The theme of the conference proceedings is the question, whether in the 14th century in one of the Catalan kingdoms there has been a first European ceremony or whether it is a hybrid of law book and rules of the court. Thus, the leges palatinae give an insight into the living conditions and the inner structures of the society at court, whereby the illustration of the rich text characterises the manuscript as an important European contemporary document.
The leges palatinae, which is discussed in the conference proceedings, is a first-rate illuminated manuscript. Its roots and traditions are still unknown, so that the allocation of the texts and miniatures as well as the richly adorned initials has seemed difficult if not impossible so far. This publication is the first to take steps to come closer to the meaning of the manuscript. To proceed from the assumption that it could be a law book, we now pose the question of why the king would have the book designed in the manner of court rules. The sumptuous manuscript shows similarities to future ceremony books – among others – which for their part were not only to regulate life on court itself but also held concrete instructions. The characteristic style of the texts and illustrations clearly indicates that it was not only about the ‘what’ but more strongly about the ‘how’. The agency of the nobles on the rich royal court is therefore reminiscent of a sociogram of how to treat each other at court, what you were allowed to do and what you were not – but, above all, actions were accurately characterised. In this way, we not only gain a good impression of the organisation of the royal court and the manner of how the king knew to bind the nobles. What is more, the interpretation of text and image unfold the ideal of society at court in the 14th century and the following period, as the aftermaths of the leges palatinae are also a subject of discussion. Whether these ties, whose ends have been those actions and regulations we know from reports about the court of King Louis XIV of France, have been passed-on legal norms or take-overs from Byzantine ceremony, is to be considered as well as their visualisation – in the historical context of earlier similar manuscripts, of course. The fact that a ruler, some years prior to his fall from power and his death, carries a manuscript on the run, which he gave the (French) king when requesting help against the Aragonese cousin, seems to be historically unique. It emphasises once more the importance of the Catalan manuscript that was to become the basis of Burgundian ceremony and whose provenance has recently been proved by Ulrike Bauer-Eberhardt.

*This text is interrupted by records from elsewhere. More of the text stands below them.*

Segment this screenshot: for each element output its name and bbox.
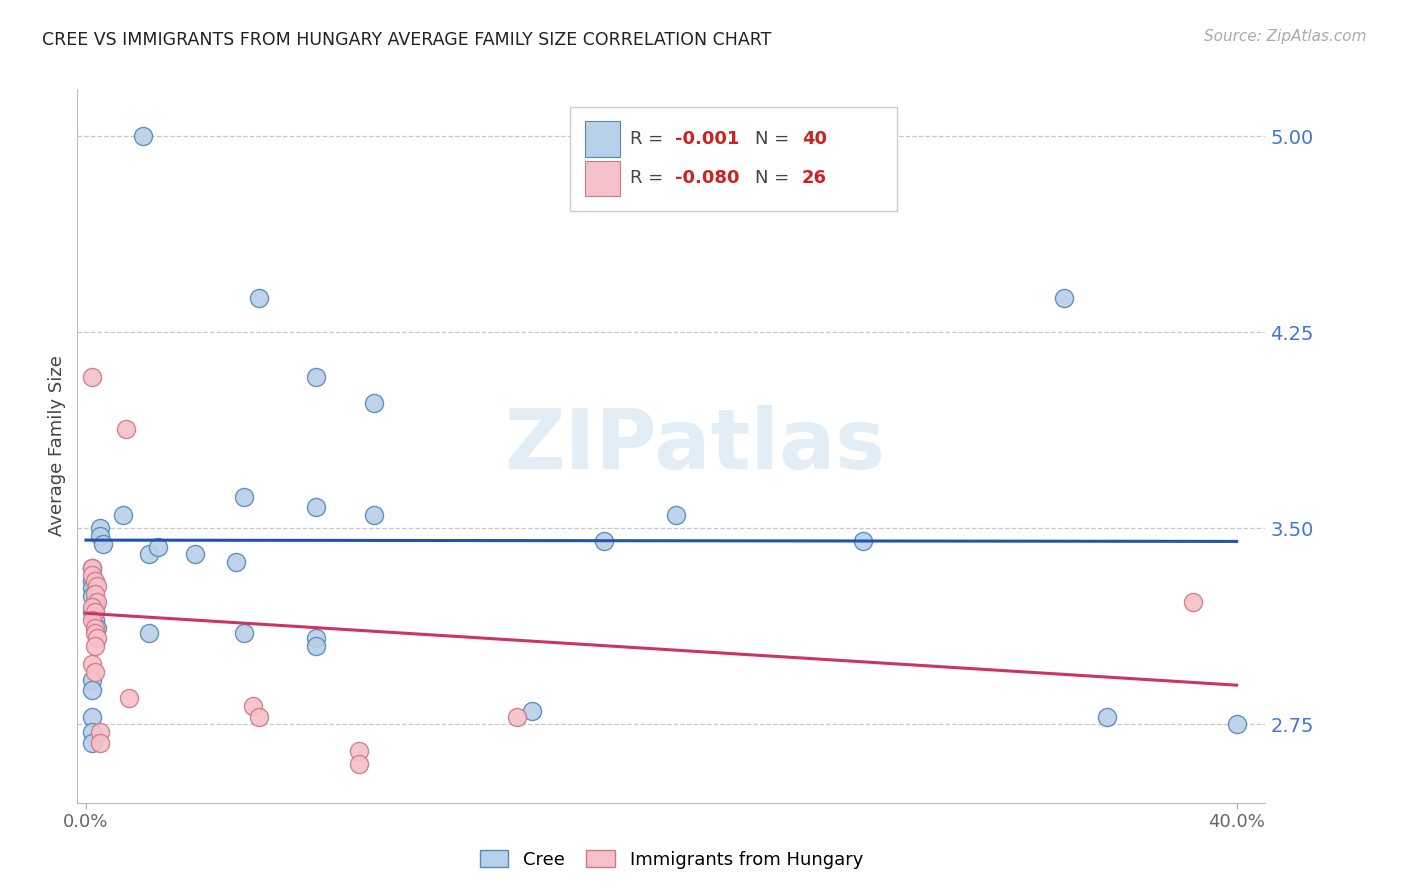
Text: -0.080: -0.080	[675, 169, 740, 187]
Point	[363, 396, 385, 410]
Point	[80, 560, 103, 574]
Point	[184, 548, 207, 562]
Point	[80, 683, 103, 698]
Point	[83, 613, 105, 627]
Point	[247, 709, 270, 723]
Text: N =: N =	[755, 169, 794, 187]
Point	[363, 508, 385, 523]
Point	[83, 574, 105, 588]
Point	[592, 534, 614, 549]
Point	[89, 521, 111, 535]
Text: R =: R =	[630, 169, 669, 187]
Point	[86, 631, 108, 645]
Point	[86, 621, 108, 635]
Point	[80, 613, 103, 627]
Point	[247, 291, 270, 305]
Point	[89, 725, 111, 739]
Point	[83, 665, 105, 679]
Point	[112, 508, 135, 523]
Point	[80, 560, 103, 574]
Point	[80, 574, 103, 588]
Point	[83, 639, 105, 653]
Point	[80, 673, 103, 687]
Bar	[585, 161, 620, 196]
Point	[520, 704, 543, 718]
Point	[305, 631, 328, 645]
Y-axis label: Average Family Size: Average Family Size	[48, 356, 66, 536]
Text: R =: R =	[630, 130, 669, 148]
Point	[86, 579, 108, 593]
Point	[86, 594, 108, 608]
Point	[89, 736, 111, 750]
Text: CREE VS IMMIGRANTS FROM HUNGARY AVERAGE FAMILY SIZE CORRELATION CHART: CREE VS IMMIGRANTS FROM HUNGARY AVERAGE …	[42, 31, 772, 49]
Point	[115, 422, 138, 436]
Point	[305, 500, 328, 515]
Point	[80, 605, 103, 619]
Point	[83, 594, 105, 608]
Point	[80, 709, 103, 723]
Text: 40: 40	[801, 130, 827, 148]
Point	[1095, 709, 1118, 723]
Point	[80, 589, 103, 603]
Point	[83, 605, 105, 619]
Point	[132, 129, 155, 144]
Point	[233, 490, 256, 504]
Point	[83, 587, 105, 601]
Point	[138, 548, 160, 562]
Point	[80, 582, 103, 596]
Point	[305, 639, 328, 653]
Bar	[585, 121, 620, 157]
Point	[146, 540, 169, 554]
Point	[242, 699, 264, 714]
Text: -0.001: -0.001	[675, 130, 740, 148]
Point	[91, 537, 114, 551]
Point	[80, 568, 103, 582]
Point	[89, 529, 111, 543]
Point	[305, 369, 328, 384]
Point	[349, 756, 371, 771]
Bar	[571, 107, 897, 211]
Point	[233, 626, 256, 640]
Point	[1182, 594, 1205, 608]
Point	[83, 599, 105, 614]
Point	[225, 555, 247, 569]
Point	[506, 709, 529, 723]
Legend: Cree, Immigrants from Hungary: Cree, Immigrants from Hungary	[472, 843, 870, 876]
Point	[665, 508, 688, 523]
Text: N =: N =	[755, 130, 794, 148]
Text: ZIPatlas: ZIPatlas	[505, 406, 886, 486]
Point	[80, 657, 103, 672]
Point	[1226, 717, 1249, 731]
Point	[83, 626, 105, 640]
Point	[1053, 291, 1076, 305]
Point	[138, 626, 160, 640]
Point	[80, 725, 103, 739]
Text: Source: ZipAtlas.com: Source: ZipAtlas.com	[1204, 29, 1367, 44]
Point	[118, 691, 141, 706]
Point	[80, 369, 103, 384]
Point	[349, 743, 371, 757]
Text: 26: 26	[801, 169, 827, 187]
Point	[80, 599, 103, 614]
Point	[852, 534, 875, 549]
Point	[80, 736, 103, 750]
Point	[83, 621, 105, 635]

Professor Gisela Drossbach obtained her doctorate in 1993 with a thesis about the clergy Konrad von Megenberg from Regensburg and habilitated with a thesis about the Roman hospital of Santo Spirito in Sassia and its illuminated rules of the order. Further stages in her research are Medieval and Early Modern statutes and the genesis of pontifical decretal law. She teaches Bavarian and Swabian regional history/Middle Ages at University Augsburg.
Professor Gottfried Kerscher obtained his doctorate in 1985, did research in Florence, Rome, Avignon, Barcelona, and on the Balearic Islands. His book about Late Medieval palace building in France, Spain, and Italy, from the year 2000, exposed him to the prime of Majorcan palace architecture and the ceremony taking place inside. He teaches art history of the Middle Ages at University Trier.
The new publication series entitled “Trierer Beiträge zu den historischen Kulturwissenschaften” (Trier Papers in Historical Cultural Studies) aims at being a forum for papers in the area of Cultural Studies, which focus on historical and interdisciplinary research. In addition to essay collections and conference proceedings, the series also covers monographic studies as well as exhibition catalogues.
The editor of the book series is the Executive Board of the “Historisch-Kulturwissenschaftliche Forschungszentrum” (HKFZ) Trier (Trier Historical Cultural Research Centre) at Trier University. The Research Centre is financed in line with the research initiative of Rhineland-Palatinate. The HKFZ’s current research topic is called “Räume des Wissens – Orte, Ordnungen, Oszillationen” (“Spaces of Knowledge – Places, Orders, Oscillations”). In collaboration with national and international partners, groups of linked projects work on this topic at Trier University.